Les déshumidificateurs désiccants, au contraire, éliminent l’humidité par adsorption à la surface d’un adsorbant (gel de silice, zéolithes) sans refroidissement. Ce processus s’accompagne d’une augmentation significative de la température de l’air, dépendant de la quantité d’humidité extraite, du type d’adsorbant utilisé et des caractéristiques du régime de régénération. Conformément aux exigences de la norme EN 13053 concernant les caractéristiques des centrales de traitement d’air, les variations des paramètres de température de l’air doivent être prises en compte lors de la conception des systèmes.

Une erreur de conception typique consiste à extrapoler l’expérience des systèmes à condensation aux systèmes désiccants, sans tenir compte de l’augmentation notable de la température. Cela conduit à :

  • Surchauffe des locaux due à un refroidissement insuffisant
  • Puissance de climatisation insuffisante
  • Consommation d’énergie accrue due à un refroidissement inefficace

Déshumidificateur rotatif à adsorption pour zones contrôlées Mycond DESS

Base physique : conversion de la chaleur latente en chaleur sensible

Pour comprendre le processus, il faut définir clairement les notions de chaleur latente et de chaleur sensible :

  • Chaleur latente (cachée) – énergie contenue dans la vapeur d’eau, qui n’entraîne pas de variation de température, mais est consommée lors de l’évaporation ou libérée lors de la condensation de l’humidité.
  • Chaleur sensible – chaleur qui influence directement la température de l’air sans modifier sa teneur en humidité.

Lors du processus d’adsorption, les molécules d’eau présentes dans l’air se fixent sur la structure poreuse de l’adsorbant (gel de silice, zéolithes ou tamis moléculaires). Il s’ensuit une conversion de l’énergie de la forme latente vers la forme sensible. Quand les molécules d’eau passent de l’état gazeux à un état adsorbé à la surface du désiccant, l’énergie des liaisons intermoléculaires est libérée.

La magnitude de cette énergie est proche de la chaleur de condensation, qui est d’environ 2500 kJ/kg, ce qui s’explique par la similitude des processus physiques – dans les deux cas, les molécules d’eau changent d’état en perdant des degrés de liberté. Conformément à l’ISO 5801, qui régit les méthodes de mesure des paramètres des systèmes de ventilation, ces processus thermodynamiques doivent être pris en compte lors des essais et de la conception.

Sur le diagramme psychrométrique de Mollier, le processus de déshumidification par adsorption est représenté par une ligne orientée vers la droite et vers le bas : la teneur en humidité diminue et la température de bulbe sec augmente. Cela diffère fondamentalement de la déshumidification par condensation, où le processus est représenté par une ligne vers la gauche et vers le bas : la température et la teneur en humidité diminuent simultanément.

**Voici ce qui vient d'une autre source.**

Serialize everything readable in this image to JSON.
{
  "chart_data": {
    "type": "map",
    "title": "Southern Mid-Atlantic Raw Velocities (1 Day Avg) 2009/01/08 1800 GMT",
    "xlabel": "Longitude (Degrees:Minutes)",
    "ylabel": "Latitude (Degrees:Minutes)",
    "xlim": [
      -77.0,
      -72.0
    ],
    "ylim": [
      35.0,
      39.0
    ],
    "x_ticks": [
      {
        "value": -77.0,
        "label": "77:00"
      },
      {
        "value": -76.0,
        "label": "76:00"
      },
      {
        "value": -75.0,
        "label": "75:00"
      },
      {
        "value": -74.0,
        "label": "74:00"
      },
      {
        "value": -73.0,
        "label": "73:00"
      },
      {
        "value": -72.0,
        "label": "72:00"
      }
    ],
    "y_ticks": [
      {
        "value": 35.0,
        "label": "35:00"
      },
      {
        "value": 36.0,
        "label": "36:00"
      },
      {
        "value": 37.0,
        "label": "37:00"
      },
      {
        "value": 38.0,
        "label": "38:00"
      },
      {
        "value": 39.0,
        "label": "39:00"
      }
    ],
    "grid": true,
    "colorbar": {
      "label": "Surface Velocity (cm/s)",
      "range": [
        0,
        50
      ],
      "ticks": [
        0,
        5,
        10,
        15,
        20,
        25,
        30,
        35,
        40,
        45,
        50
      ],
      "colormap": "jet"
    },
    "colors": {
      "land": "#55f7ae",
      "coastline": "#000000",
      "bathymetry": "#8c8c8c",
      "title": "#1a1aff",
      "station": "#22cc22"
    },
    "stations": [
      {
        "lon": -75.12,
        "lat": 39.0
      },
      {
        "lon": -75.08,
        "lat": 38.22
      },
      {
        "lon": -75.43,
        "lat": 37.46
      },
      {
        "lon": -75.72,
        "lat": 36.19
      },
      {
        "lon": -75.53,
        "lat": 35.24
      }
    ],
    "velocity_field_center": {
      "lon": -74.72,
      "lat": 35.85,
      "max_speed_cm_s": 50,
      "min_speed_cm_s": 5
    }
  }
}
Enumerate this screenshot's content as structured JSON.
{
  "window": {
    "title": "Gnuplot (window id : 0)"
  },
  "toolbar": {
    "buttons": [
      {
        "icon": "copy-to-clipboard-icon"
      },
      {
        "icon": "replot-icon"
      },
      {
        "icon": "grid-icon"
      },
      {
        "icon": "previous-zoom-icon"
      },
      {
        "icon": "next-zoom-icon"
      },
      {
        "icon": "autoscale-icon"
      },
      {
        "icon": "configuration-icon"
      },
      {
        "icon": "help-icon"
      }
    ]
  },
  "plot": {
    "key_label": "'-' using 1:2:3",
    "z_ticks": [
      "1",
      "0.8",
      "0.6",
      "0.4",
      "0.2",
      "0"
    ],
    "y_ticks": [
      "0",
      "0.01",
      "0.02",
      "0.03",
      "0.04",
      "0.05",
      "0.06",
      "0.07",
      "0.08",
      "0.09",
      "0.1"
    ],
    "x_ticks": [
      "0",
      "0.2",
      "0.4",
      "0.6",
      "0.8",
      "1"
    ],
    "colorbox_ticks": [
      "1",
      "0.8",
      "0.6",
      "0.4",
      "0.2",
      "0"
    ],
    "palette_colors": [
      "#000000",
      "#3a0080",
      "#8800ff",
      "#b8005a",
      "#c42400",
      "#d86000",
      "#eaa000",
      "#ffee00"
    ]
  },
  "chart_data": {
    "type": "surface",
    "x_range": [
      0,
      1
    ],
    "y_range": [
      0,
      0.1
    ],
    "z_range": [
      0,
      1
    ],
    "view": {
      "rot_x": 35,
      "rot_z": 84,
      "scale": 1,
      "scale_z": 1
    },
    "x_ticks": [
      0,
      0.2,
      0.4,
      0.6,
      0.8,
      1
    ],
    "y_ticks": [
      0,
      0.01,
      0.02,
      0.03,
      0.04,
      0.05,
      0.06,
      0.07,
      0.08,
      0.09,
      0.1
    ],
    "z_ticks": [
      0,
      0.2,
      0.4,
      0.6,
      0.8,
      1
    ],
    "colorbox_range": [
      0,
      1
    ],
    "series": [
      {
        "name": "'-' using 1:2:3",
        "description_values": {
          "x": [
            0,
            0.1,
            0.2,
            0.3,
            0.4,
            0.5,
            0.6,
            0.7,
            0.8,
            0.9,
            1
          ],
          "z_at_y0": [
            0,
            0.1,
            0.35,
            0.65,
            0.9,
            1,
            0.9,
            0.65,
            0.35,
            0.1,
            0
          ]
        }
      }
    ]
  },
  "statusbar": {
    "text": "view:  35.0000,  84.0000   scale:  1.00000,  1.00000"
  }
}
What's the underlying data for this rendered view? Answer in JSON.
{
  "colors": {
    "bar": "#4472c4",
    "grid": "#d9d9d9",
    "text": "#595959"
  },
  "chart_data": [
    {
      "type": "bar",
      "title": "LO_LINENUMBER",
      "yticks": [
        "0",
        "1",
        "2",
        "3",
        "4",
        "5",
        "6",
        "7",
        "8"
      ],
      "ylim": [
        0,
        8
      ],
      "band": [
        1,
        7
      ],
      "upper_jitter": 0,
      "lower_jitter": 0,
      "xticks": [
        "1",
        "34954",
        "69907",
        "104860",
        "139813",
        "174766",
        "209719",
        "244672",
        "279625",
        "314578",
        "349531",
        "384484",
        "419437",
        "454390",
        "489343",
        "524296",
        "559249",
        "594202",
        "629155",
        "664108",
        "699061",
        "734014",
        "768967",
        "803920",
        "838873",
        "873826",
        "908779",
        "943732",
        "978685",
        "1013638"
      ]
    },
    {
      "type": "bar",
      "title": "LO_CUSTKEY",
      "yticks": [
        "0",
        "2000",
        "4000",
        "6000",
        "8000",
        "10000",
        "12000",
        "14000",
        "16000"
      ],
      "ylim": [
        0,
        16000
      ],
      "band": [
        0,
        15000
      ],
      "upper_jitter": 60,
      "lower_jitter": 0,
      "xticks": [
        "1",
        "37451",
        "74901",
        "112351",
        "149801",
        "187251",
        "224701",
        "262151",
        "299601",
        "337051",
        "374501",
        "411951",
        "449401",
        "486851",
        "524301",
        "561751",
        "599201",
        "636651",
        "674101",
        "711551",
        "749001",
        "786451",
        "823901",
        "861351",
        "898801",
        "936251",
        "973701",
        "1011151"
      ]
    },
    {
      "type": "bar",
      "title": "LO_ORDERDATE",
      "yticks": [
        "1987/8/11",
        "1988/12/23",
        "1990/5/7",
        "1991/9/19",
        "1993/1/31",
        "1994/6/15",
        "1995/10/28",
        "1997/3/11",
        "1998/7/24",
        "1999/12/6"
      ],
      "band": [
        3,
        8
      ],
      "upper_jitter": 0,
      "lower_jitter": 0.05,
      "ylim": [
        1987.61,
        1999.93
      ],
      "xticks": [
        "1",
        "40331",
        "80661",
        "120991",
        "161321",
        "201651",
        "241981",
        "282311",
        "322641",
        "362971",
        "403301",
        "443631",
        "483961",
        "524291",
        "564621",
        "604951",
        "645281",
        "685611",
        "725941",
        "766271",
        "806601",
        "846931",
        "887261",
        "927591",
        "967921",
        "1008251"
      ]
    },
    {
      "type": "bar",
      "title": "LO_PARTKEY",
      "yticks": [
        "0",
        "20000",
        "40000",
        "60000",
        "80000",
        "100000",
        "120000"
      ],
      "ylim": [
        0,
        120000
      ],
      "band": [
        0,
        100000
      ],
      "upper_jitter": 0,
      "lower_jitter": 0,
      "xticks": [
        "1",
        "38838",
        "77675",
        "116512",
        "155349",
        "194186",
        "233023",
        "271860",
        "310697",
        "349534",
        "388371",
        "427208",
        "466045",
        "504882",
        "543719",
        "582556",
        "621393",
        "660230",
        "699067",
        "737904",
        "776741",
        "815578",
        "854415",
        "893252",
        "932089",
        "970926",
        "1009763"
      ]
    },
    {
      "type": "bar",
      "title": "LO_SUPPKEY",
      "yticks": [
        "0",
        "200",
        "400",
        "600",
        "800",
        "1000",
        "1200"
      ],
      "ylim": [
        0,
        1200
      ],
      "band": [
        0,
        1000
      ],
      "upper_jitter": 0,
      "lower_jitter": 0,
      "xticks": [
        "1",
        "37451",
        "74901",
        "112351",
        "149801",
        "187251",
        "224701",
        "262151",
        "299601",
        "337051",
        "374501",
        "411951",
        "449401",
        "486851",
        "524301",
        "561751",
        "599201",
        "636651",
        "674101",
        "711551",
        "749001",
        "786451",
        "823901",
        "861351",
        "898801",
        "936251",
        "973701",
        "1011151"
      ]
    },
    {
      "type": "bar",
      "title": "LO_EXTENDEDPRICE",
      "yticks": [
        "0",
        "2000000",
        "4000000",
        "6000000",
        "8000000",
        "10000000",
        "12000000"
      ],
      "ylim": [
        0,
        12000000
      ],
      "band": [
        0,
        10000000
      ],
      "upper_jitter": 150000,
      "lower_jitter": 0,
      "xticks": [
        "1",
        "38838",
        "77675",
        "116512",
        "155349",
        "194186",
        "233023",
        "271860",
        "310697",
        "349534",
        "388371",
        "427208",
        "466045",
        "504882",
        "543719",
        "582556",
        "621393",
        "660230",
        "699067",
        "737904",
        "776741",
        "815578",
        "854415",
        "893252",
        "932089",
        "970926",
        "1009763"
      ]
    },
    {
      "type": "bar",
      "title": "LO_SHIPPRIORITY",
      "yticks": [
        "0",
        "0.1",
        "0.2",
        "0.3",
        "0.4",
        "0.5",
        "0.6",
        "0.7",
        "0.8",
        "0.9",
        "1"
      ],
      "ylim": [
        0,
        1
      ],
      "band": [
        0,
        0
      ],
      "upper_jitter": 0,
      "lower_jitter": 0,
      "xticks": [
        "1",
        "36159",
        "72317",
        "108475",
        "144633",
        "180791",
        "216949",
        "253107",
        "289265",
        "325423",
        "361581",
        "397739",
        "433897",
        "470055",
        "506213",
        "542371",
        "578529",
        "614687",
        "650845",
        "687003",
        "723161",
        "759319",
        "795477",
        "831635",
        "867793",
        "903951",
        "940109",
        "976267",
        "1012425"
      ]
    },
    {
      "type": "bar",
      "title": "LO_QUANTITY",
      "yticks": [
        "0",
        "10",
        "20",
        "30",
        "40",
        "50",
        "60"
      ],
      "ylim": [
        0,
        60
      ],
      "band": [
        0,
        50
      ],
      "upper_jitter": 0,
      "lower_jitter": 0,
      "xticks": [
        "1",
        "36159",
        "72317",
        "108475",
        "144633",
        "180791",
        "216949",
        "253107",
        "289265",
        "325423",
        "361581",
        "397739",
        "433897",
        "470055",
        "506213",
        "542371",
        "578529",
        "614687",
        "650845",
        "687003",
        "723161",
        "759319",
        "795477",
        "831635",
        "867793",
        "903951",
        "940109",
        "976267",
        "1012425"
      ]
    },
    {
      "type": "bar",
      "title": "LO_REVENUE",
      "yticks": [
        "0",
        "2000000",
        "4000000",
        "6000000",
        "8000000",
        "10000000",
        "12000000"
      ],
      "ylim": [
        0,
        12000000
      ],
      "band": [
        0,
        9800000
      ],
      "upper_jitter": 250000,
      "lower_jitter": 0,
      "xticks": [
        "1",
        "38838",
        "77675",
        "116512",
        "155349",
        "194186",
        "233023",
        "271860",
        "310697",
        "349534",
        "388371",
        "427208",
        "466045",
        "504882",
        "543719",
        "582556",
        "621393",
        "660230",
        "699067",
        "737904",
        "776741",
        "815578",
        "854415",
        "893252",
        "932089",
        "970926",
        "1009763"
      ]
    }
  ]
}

Sources de charge thermique dans un déshumidificateur désiccant

Dans un déshumidificateur désiccant, on peut distinguer quatre principales sources de charge thermique :

  1. Chaleur d’adsorption – libérée directement dans le flux d’air process lors de l’absorption de la vapeur d’eau par l’adsorbant. C’est la principale source de charge thermique, dont la part dépend de la conception de l’équipement, du rapport des surfaces des secteurs d’adsorption et de régénération, ainsi que de la qualité de l’isolation thermique de l’enveloppe.
  2. Transfert thermique depuis le secteur de régénération – dans ce secteur, l’adsorbant est chauffé pour restaurer sa capacité d’adsorption. La température de régénération dépend du type de désiccant : le gel de silice requiert des températures plus basses en raison d’une énergie de désorption plus faible, tandis que les tamis moléculaires nécessitent des températures plus élevées à cause de l’intensité des liaisons dans la structure cristalline. Une partie de cette chaleur est transmise à l’air process via le rotor, même en présence de zones de purge.
  3. Chaleur mécanique – générée par l’actionnement du rotor et des ventilateurs, l’énergie électrique se convertissant partiellement en chaleur.
  4. Pertes thermiques à travers l’enveloppe – en cas d’isolation thermique insuffisante, une partie de la chaleur du secteur de régénération chaud peut pénétrer dans la zone d’air process.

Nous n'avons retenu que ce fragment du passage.